One of the advantages of borrowing is that interest is deductible for income tax purposes.


a.

If a company pays 8 percent interest to borrow $500,000, but is in an income tax bracket that requires it to pay 40 percent income tax, what is the actual net-of-tax interest cost that the company incurs? (Omit the "$" sign in your response.)

Actual net-of-tax interest cost $

b.

What is the effective interest rate that is paid by the company?

To calculate the actual net-of-tax interest cost, you need to consider the income tax deduction for interest payments. The formula for calculating this cost is:

Actual net-of-tax interest cost = Interest cost * (1 - Tax rate)
where,
Interest cost refers to the interest paid on the borrowed amount, and
Tax rate represents the income tax rate that the company must pay.

In this case, the interest cost is 8 percent of $500,000, which is $40,000. The tax rate is 40 percent.

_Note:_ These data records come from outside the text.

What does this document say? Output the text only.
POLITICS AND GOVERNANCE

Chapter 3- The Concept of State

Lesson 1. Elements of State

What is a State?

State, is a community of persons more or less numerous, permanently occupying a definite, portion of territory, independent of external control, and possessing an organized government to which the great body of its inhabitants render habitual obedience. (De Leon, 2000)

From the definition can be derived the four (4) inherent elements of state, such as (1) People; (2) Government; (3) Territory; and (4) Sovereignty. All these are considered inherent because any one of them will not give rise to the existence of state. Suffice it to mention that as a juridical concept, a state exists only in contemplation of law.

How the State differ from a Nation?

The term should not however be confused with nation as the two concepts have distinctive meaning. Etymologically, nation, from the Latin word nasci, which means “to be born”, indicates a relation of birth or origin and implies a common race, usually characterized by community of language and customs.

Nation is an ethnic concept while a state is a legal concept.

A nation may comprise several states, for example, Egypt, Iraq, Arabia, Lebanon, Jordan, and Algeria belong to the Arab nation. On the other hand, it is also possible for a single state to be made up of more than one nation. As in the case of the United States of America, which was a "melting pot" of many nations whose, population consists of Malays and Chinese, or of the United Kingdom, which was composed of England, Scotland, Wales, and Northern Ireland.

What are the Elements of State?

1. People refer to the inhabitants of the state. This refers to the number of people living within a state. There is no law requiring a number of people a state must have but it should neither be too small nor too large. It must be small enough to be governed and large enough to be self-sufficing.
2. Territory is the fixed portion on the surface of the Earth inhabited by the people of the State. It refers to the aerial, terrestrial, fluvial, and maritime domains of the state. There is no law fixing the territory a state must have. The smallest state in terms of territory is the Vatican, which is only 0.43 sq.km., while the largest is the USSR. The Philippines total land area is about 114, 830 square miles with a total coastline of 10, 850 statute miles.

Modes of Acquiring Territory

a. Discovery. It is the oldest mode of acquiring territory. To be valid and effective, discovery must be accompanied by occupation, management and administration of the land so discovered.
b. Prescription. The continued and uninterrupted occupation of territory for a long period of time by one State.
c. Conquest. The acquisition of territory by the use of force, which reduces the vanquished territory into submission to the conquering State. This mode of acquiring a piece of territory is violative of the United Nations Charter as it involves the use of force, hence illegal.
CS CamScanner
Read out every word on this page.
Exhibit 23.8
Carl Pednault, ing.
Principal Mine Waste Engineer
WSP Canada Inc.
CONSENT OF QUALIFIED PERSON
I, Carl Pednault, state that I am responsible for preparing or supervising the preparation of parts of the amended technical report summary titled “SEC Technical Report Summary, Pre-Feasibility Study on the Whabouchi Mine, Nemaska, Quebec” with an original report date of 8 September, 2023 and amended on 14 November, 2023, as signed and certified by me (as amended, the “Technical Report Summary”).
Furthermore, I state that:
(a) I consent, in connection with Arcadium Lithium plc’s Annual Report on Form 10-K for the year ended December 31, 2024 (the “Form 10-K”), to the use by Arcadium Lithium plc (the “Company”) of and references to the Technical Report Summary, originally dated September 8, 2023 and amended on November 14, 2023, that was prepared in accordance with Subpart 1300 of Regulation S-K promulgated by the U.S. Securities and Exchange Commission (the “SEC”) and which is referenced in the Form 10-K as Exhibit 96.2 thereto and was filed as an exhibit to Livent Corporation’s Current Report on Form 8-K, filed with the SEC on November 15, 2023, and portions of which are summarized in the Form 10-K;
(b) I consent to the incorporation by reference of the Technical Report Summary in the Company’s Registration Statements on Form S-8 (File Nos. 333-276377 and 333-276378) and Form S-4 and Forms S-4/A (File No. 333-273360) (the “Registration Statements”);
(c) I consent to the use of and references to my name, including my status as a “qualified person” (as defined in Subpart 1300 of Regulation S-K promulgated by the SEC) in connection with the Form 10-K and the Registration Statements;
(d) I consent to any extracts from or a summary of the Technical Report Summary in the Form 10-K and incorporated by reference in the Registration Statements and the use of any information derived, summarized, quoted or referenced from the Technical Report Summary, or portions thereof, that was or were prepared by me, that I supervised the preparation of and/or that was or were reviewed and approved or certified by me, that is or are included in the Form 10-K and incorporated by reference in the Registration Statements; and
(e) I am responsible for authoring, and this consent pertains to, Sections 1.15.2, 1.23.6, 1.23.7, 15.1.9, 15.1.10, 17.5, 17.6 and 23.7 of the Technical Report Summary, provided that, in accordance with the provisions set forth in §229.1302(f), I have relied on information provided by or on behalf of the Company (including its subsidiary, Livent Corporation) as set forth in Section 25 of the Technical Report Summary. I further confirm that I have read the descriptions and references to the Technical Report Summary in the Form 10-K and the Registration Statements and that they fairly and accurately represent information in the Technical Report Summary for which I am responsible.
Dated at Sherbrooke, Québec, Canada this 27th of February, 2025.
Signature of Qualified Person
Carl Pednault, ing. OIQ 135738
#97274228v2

To calculate the actual net-of-tax interest cost:
Actual net-of-tax interest cost = $40,000 * (1 - 0.40)

To find out the effective interest rate, divide the actual net-of-tax interest cost by the borrowed amount:
Effective interest rate = Actual net-of-tax interest cost / Borrowed amount

a. Actual net-of-tax interest cost:
Actual net-of-tax interest cost = $40,000 * (1 - 0.40)
= $40,000 * 0.60
= $24,000

Therefore, the actual net-of-tax interest cost incurred by the company is $24,000.

b. Effective interest rate:
Effective interest rate = Actual net-of-tax interest cost / Borrowed amount
= $24,000 / $500,000
= 0.048 or 4.8%

Thus, the effective interest rate paid by the company is 4.8%.

To calculate the actual net-of-tax interest cost, follow these steps:

a.
1. Calculate the income tax amount: $500,000 * 8% = $40,000
2. Calculate the actual net interest cost by subtracting the income tax amount from the interest payment: $40,000 * (1 - 40%) = $24,000

The actual net-of-tax interest cost for the company is $24,000.

b.
To calculate the effective interest rate, divide the actual net interest cost by the amount borrowed and multiply by 100 to get the percentage:

Effective interest rate = ($24,000 / $500,000) * 100 = 4.8%

Therefore, the effective interest rate paid by the company is 4.8%.